This has kept me busy over the weekend.
I must be one of the few old-timers who still buy desktops. Actually, I had tried to use a laptop for my powerhouse activities last year, but it didn’t work out. A laptop simply cannot keep up with my computing demands. It also costs more, runs hot, has fewer ports, is not expandable. Sure, you can run on battery saving mode which is cooler, but it is also slower.
A desktop, on the other hand, is scalable, more stable, with replaceable parts so it will never be suddenly obsolete. Take for instance, my current old desktop has been running since 2009 and still runs faster than most ultrabooks. It’s running on first-generation Intel i5-750 2.6GHz quad-core with 8GB RAM, can support up to 8 SATA devices, 5 PCI-Express cards, 3 PCI cards, and still has legacy ports (serial, parallel, PS/2).
I did not have a compelling reason to upgrade, but it is wise to replace while it’s working rather than breaking down. Mind you, back in early 2000s, I used to maintain 2 desktops, just for redundancy.
For months, I would occasionally search online for resale desktops that have good specs and great price. My wife was skeptical about me buying 2nd hand computers, but like any after-market trading, it’s about feeling comfortable about the transaction. That is why it took me a long time before I decide to buy from this fellow.
I reckon based on my personal computing demands, I would have to spend at least S$1500 to buy a brand new desktop (that was how much my previous desktop cost back in 2009). And the new desktop I got from the previous owner was spec for gaming, which means it would cost close to S$2000 if I were to get it brand new.

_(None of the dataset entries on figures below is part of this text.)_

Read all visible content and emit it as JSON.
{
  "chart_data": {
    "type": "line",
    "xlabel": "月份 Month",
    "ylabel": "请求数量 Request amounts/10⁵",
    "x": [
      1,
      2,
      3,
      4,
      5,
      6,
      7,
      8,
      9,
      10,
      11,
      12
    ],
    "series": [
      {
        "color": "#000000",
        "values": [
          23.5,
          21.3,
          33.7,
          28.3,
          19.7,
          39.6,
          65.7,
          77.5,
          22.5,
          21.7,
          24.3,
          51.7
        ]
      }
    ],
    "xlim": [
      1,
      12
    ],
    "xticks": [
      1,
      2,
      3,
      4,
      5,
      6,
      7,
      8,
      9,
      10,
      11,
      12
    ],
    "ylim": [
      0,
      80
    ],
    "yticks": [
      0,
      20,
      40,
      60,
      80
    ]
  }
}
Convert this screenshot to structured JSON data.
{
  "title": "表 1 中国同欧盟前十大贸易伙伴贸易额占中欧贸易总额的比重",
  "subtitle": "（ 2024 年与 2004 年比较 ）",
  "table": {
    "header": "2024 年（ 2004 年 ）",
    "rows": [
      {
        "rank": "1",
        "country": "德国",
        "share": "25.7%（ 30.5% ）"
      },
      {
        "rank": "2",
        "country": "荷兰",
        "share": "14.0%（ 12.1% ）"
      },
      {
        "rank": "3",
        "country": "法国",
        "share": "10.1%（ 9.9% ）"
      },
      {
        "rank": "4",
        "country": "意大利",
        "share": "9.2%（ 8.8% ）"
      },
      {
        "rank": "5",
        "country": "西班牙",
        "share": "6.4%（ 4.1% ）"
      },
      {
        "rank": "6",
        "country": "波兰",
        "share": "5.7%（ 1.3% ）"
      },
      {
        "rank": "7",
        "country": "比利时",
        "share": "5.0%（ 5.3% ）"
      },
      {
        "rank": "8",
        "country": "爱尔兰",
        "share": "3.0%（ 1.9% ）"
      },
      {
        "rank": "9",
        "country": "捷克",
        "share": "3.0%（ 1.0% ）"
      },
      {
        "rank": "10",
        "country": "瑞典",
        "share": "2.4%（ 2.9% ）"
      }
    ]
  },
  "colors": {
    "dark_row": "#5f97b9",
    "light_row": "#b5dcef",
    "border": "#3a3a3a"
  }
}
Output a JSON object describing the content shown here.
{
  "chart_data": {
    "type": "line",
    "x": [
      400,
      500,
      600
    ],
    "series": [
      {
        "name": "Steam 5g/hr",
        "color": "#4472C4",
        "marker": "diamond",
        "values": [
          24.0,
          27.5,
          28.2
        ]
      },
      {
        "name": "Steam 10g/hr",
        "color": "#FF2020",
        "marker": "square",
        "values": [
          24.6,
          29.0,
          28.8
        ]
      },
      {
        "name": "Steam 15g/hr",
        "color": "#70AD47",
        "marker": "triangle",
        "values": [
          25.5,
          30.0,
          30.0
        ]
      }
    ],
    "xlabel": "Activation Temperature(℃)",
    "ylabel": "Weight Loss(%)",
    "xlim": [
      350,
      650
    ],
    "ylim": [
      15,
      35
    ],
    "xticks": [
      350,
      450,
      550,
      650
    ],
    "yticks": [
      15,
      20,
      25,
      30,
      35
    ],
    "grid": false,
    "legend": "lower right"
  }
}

I also liked the components he put together: Intel i5-4690K (the top-spec 4th-gen i5 chip) MSI Z87-G45 mainboard, Krazen X40 liquid CPU cooler, G Skill Ripjaws 16GB 1866MHz RAM, Samsung EVO 840 SSD, Seagate Barracuda HDDs, Fractal Design R4 Titanium case.
Here’s what I did after I brought the desktop home.
Like any desktop owner, the interior and fan filters are covered with dust. Fortunately, it was relatively easy to wipe clean and wash the filters.
2. Install OS, Software and Personalise Settings
After installing the OS, I went on to install the hardware drivers and my default list of software, which includes Chrome, Picasa, preferred Internet Security software, VLC, Dropbox, Google Drive, Evernote.
I also changed my target folders of Windows Documents, Pictures, Music, Video, etc. to a separate physical drive. This is so that in the event that my OS drive fails, my working files are unaffected. Also, it keeps my OS drive lean which makes OS backup faster.
3. Transfer Data
I removed the HDDs from my old desktop and plugged into an external USB 3.0 HDD dock to transfer data to my new desktop. If you do not have an external HDD dock, you can plug direct into the desktop using SATA data and power cables.
The reason for not moving my physical HDD to the new desktop is that I want to test my new desktop for a while, so I needed my old desktop to continue being functional. Once I am happy, I will then re-purpose my old desktop components.
If you do not care for your old desktop, you can simply plug your existing HDD into the new desktop. Just make sure there are enough data and power cables.
One Last Thing
My new desktop does not have PCI slot. I have an E-MU 1820M audio card and breakout box (24-bit 96KHz, MIDI and audio in/out ports, good stuff). It’s still working and I have no intention to retire it. So, I ordered a PCI-Express to PCI adapter from AliExpress. I hope it works, but if it doesn’t, then I may keep my old desktop and use it solely for audio production, which is not very frequent. Alternatively, I may do more research to get a USB Audio Interface.
And 24 Hours Later…
Migration is smooth, and it helps when the new CPU and HDD are blazing. I’m still impressed at how my 7-year-old desktop is still performing well, and that desktop computing technology did not evolve as fast as mobile computing (like smartphone).